Inizialmente ero fermamente convinto di aver interpretato male l'indicazione dei chilometri, ma il posto si chiama effettivamente così.
Piu avanti passo anche per '2 Maggio' ...
Sono date storiche, interessante che i luoghi siano stati nominati così.
Altrimenti la giornata è piuttosto poco spettacolare, perché è una strada statale, naturalmente ci sono sempre lunghi tratti dritti, vegetazione fitta ai lati e molto traffico.
Dietro di me tutto si copre di nuovo, eppure ho fortuna e viaggio prevalentemente sotto il sole e le poche nuvole ogni tanto rendono il viaggio più piacevole.
E poi arriva il confine bulgaro.
Yeeha.
Paese numero #7.
Quello che noto rapidamente è che ci sono molti mulini a vento e autobus di linea.
Le auto frenano di più e mantengono distanza durante i sorpassi. Molto più piacevole per me.
Comunque lo fanno la maggior parte e all'improvviso è possibile anche per quelli con la targa rumena.

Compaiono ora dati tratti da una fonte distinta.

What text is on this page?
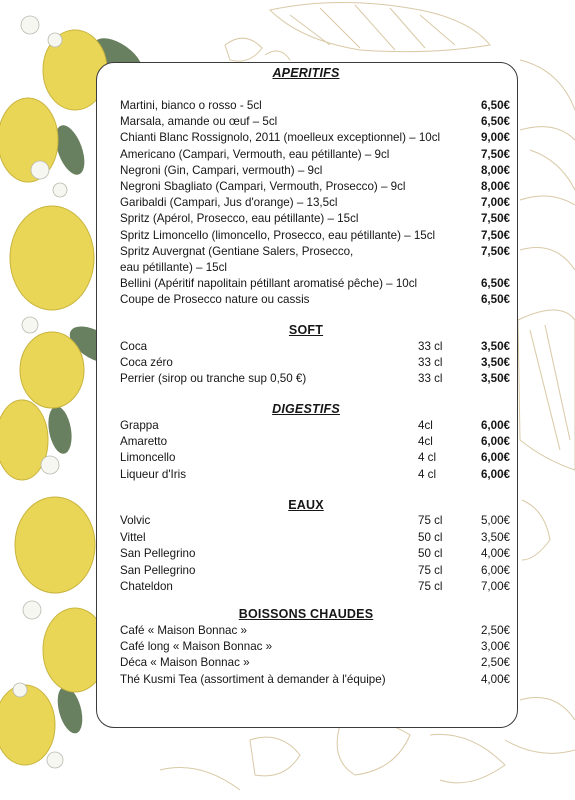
APERITIFS
Martini, bianco o rosso - 5cl	6,50€
Marsala, amande ou œuf – 5cl	6,50€
Chianti Blanc Rossignolo, 2011 (moelleux exceptionnel) – 10cl	9,00€
Americano (Campari, Vermouth, eau pétillante) – 9cl	7,50€
Negroni (Gin, Campari, vermouth) – 9cl	8,00€
Negroni Sbagliato (Campari, Vermouth, Prosecco) – 9cl	8,00€
Garibaldi (Campari, Jus d'orange) – 13,5cl	7,00€
Spritz (Apérol, Prosecco, eau pétillante) – 15cl	7,50€
Spritz Limoncello (limoncello, Prosecco, eau pétillante) – 15cl	7,50€
Spritz Auvergnat (Gentiane Salers, Prosecco,	7,50€
eau pétillante) – 15cl
Bellini (Apéritif napolitain pétillant aromatisé pêche) – 10cl	6,50€
Coupe de Prosecco nature ou cassis	6,50€
SOFT
Coca	33 cl	3,50€
Coca zéro	33 cl	3,50€
Perrier (sirop ou tranche sup 0,50 €)	33 cl	3,50€
DIGESTIFS
Grappa	4cl	6,00€
Amaretto	4cl	6,00€
Limoncello	4 cl	6,00€
Liqueur d'Iris	4 cl	6,00€
EAUX
Volvic	75 cl	5,00€
Vittel	50 cl	3,50€
San Pellegrino	50 cl	4,00€
San Pellegrino	75 cl	6,00€
Chateldon	75 cl	7,00€
BOISSONS CHAUDES
Café « Maison Bonnac »	2,50€
Café long « Maison Bonnac »	3,00€
Déca « Maison Bonnac »	2,50€
Thé Kusmi Tea (assortiment à demander à l'équipe)	4,00€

Inoltre ci sono più vegetazione sotto forma di alberi. In parte in lontananza, ma sono ottimista riguardo alla ricerca di un luogo per passare la notte.
I villaggi sembrano ai miei occhi piuttosto simili a quelli in Romania.
Edifici meno pomposi.
Però tutto appare un po' più semplice e rustico.
Alla sera devo ancora prendere acqua presso un distributore e trovo un buon posto subito dopo l'uscita dal paese per scomparire tra gli alberi.
Si fa buio presto e così, dopo cena, mi sdraio in amaca in anticipo.
Buono, a malapena riesco a tenere gli occhi aperti.
Conclusione Romania:
Un paese bellissimo.
Molto variegato, per quanto riguarda il paesaggio, fino ai contrasti tra povero e ricco, così come nelle parti delle città moderne e la vita semplice di villaggio.
I pochi contatti che ho avuto sono stati estremamente positivi e calorosi e per fortuna il proverbio si è avverato di nuovo, i cani che abbaiano, non mordono.
Se un giorno dovessi avere l'opportunità di tornare qui, sarei molto felice.